Le corps de ma reine s'est cabré sous le mien, sa bouche s'est tordue sous l'effet d'un long râle de plaisir. Une lueur sauvage, plus encore qu'à l'habitude, a jeté des paillettes d'argent dans ses yeux sombres.

— Mon tendre Nergal, souffle-t-elle, comment ai-je pu me priver de tes étreintes ?

Sa main effleure mon torse dénudé, s'attarde sur mon bas ventre d'un geste empreint de gourmandise.

— Plus question de t'envoyer au fin fond de l'univers, général. Les mondes à conquérir attendront... le temps que je me lasse de mon magnifique amant, murmure Ereshkigal avec une inflexion cruelle.

Pour toute réponse, je m'empare avec avidité de sa bouche et la renverse sous mon corps, une autre fois. Insatiable, ma reine en demande toujours plus. Et lorsqu'elle est enfin repue... son esprit aiguisé s'interroge.

— Sais-tu, général, que j'avais prévu ton départ en mission... très loin ? Je me méfiais de toi, achève-t-elle brutalement.

Je plonge négligemment mes yeux de glace au fond des siens.

— Pourquoi donc, ma reine ?

Elle se lève soudain et tourne en rond, hésitante, un peu comme un enfant qui se serait perdu.

— C'est à cause de ce que tu as demandé... en ce qui concerne la descendante de Myrddin Wyllt, marmonne-t-elle. Tu sembles espérer que cet insecte vive... même lorsqu'elle aura mis bas.

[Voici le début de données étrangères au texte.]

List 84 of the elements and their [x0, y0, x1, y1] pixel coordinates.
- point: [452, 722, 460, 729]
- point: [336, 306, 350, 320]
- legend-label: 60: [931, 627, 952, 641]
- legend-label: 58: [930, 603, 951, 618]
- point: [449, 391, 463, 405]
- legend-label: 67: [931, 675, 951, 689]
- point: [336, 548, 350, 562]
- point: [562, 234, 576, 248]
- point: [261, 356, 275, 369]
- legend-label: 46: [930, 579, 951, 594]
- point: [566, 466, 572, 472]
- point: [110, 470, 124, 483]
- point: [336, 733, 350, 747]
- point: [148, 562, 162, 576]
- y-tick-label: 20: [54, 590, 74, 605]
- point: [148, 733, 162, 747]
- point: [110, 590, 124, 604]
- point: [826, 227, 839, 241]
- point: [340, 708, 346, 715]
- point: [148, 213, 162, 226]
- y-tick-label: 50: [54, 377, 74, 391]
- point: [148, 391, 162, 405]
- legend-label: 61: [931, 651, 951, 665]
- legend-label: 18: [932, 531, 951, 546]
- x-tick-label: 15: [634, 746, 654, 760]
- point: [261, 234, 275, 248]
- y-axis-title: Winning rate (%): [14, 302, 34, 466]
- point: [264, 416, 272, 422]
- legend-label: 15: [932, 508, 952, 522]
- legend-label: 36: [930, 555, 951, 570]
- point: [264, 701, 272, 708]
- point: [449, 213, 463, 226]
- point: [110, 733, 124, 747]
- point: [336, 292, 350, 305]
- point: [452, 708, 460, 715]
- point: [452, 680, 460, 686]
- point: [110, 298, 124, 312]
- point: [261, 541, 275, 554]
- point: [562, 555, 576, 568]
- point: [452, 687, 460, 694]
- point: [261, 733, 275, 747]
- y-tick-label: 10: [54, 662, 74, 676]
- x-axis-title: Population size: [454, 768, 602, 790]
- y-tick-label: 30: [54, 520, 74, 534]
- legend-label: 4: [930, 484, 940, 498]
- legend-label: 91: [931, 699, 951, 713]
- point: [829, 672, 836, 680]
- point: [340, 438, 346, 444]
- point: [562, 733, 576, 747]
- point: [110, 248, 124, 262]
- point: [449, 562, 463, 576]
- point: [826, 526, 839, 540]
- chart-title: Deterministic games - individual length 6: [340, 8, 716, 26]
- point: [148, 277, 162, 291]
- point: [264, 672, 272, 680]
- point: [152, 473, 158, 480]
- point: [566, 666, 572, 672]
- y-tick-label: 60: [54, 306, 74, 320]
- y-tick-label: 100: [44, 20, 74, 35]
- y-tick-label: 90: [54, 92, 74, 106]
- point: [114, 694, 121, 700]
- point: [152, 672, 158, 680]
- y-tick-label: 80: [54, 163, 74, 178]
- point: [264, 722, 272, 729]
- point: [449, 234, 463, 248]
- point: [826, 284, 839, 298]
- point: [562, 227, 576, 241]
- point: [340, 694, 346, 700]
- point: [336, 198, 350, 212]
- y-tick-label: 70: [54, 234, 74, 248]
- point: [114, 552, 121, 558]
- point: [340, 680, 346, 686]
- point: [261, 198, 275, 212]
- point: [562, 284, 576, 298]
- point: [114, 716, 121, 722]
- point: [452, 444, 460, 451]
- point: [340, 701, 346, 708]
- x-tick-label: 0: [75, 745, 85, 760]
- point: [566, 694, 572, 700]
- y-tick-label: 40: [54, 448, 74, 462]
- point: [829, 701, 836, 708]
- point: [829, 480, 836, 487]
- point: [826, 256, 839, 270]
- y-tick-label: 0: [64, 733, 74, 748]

Ses dents ont mordu la partie la plus charnue de sa lèvre, de fines perles sanglantes glissent le long de son menton, la rendant incroyablement séduisante.

— Cette fille n'est qu'un jouet... je désire le faire durer, Majesté. J'aimerais la torturer moi-même et prendre mon temps. Si ma reine accepte de m'accorder cette distraction, le moment venu.

— Alors tu veux la laisser en vie pour la regarder souffrir... je reconnais bien là mon implacable commandant en chef, jubile-t-elle en se lovant contre moi. Je ne supporte pas l'idée d'être trahie. Mon propre père voulait me faire disparaitre, gémit-elle, il me détestait et préférait mon frère.

Ma langue s'enroule autour de la sienne et je la fais mienne à même le sol, une autre fois.

Ma reine s'est enfin endormie. Par le passé, elle a fait preuve d'un appétit plus grand encore, d'une soif insatiable que je parvenais difficilement à assouvir.

Aujourd'hui, ses pouvoirs s'amenuisent au fil des siècles et elle recherche un héritier.

Celui qui naîtra du ventre d'Evangeline.

Ce sera un fils, j'ai fait en sorte qu'il en soit ainsi quand j'ai fécondé la descendante de Myrddin Wyllt, comme ma souveraine le souhaitait.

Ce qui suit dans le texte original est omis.